Naturellement…car le thé est naturel, même si le sachet ne l’est pas. Le sachet est quotidien, habituel, mais pas naturel. Art(thé)fact – hybride insignifiant du naturel industrialisé. Elément assez typique sommes toutes d’une vie de consommateur lambda pressé, à des milliers d’années lumière de la cérémonie de thé de cet extrême orient mystique de l’imaginaire occidental.

Il gardait ses sachets et on a tous fini par lui garder les nôtres. Plus le temps passait, plus à force de regarder, de le regarder les changer en quelque chose de presque vivant, ce n’est plus le sachet usagé qui changeait mais nous mêmes, notre regard.

La forme, la couleur, le parfum du thé se sont ouverts à nous. C’est très précis un sachet. Une certaine forme, ni trop grand ni trop petit. Ce n’est pas souple ça impose son propre rythme à cause de cette taille toujours presque la même mais pas tout à fait. Le sachet était toujours là mais il avait fini par s’imposer, par nous apprendre à le regarder non pas lui, mais à travers lui.

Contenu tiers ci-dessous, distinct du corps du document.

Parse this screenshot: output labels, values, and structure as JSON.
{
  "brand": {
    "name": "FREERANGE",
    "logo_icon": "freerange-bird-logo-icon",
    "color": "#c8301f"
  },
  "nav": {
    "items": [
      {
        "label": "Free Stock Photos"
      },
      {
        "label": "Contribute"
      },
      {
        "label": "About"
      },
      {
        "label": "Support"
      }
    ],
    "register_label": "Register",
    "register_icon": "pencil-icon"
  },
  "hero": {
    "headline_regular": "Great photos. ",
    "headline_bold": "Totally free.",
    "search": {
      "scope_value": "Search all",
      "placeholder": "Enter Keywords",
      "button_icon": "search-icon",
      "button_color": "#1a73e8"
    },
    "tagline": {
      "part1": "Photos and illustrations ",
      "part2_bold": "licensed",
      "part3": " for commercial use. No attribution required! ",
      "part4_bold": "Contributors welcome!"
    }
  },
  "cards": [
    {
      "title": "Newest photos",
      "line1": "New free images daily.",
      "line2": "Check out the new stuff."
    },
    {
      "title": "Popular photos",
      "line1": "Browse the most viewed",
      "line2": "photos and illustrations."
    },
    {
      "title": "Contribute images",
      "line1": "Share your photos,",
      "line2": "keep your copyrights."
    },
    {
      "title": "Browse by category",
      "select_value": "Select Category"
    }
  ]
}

Ce n’était plus du tout un déchet, mais une clef qui ouvrait des portes à d’autres envies jusqu’alors insoupçonnées, comme ce livre trouvé par hasard près d’une poubelle tel un signe du destin « le livre du thé » d’Akakura Kakuzo, l’aurais-je remarqué sans les sachets ?

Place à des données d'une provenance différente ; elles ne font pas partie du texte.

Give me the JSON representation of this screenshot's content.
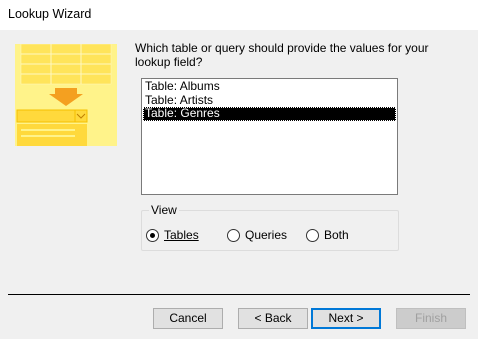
{
  "window": {
    "title": "Lookup Wizard"
  },
  "wizard": {
    "image_icon": "lookup-wizard-illustration",
    "question": "Which table or query should provide the values for your lookup field?"
  },
  "list": {
    "items": [
      "Table: Albums",
      "Table: Artists",
      "Table: Genres"
    ],
    "selected_index": 2
  },
  "view": {
    "label": "View",
    "options": [
      "Tables",
      "Queries",
      "Both"
    ],
    "selected": "Tables"
  },
  "buttons": {
    "cancel": "Cancel",
    "back": "< Back",
    "next": "Next >",
    "finish": "Finish"
  },
  "colors": {
    "art_yellow_light": "#fff38a",
    "art_yellow": "#ffd93c",
    "art_orange": "#f4a020",
    "default_button_border": "#0078d7",
    "selection_bg": "#000000"
  }
}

Autour de nous les amis et voisins ont fini par adhérer à notre « thé-ophilie » et nous offraient leurs sachets aussi. Le jour où j’ai demandé par les réseaux sociaux si de buveurs voulaient bien nous envoyer leurs sachets usagés, je n’aurais jamais imaginé que nous allions recevoir des mois durant des milliers de sachets du monde entier ! Le plus difficile a été de devoir leur dire d’arrêter. Les gens ne voulaient plus jeter… quelques uns ont fini par les garder comme compost, mais tous avaient eu du mal à jeter…

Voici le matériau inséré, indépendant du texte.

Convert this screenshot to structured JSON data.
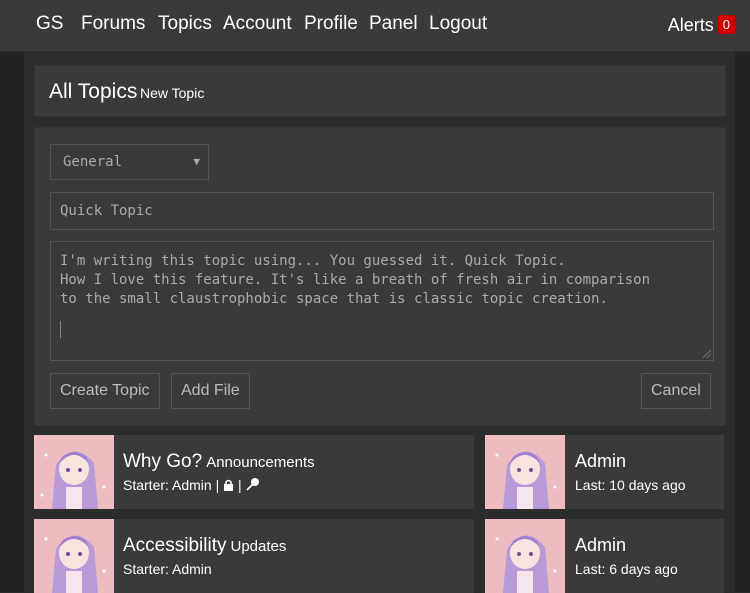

Avant cela, le thé on le buvait nous aussi sans réfléchir vraiment, juste pour le goût, ou par habitude. On ne se demandait pas comment il était arrivé là, ni pourquoi sa grand-mère le buvait dans une tasse et la mienne dans un verre. Nous n’avions jamais réfléchi au fait que le monde était partagé entre buveurs de thé et buveurs de café, selon la zone d’influence de tel ou tel empire colonial. Qu’il y avait eu la révolte du thé et qu’il y a hélas le parti du thé. Récupérer des sachets inutiles pour les transformer et finalement être transformé par eux…

Recycler des sachets, recycler des idées en étant attentif au peu, au presque invisible qui semble insignifiant. Faire ce qu’on a à faire à sa mesure en se posant des questions mais en y répondant aussi. Nous avec Armén, nous créons des mondes éphémères – installations in situ – pour montrer que la beauté sauvera le monde s’il y a quelqu’un pour la regarder.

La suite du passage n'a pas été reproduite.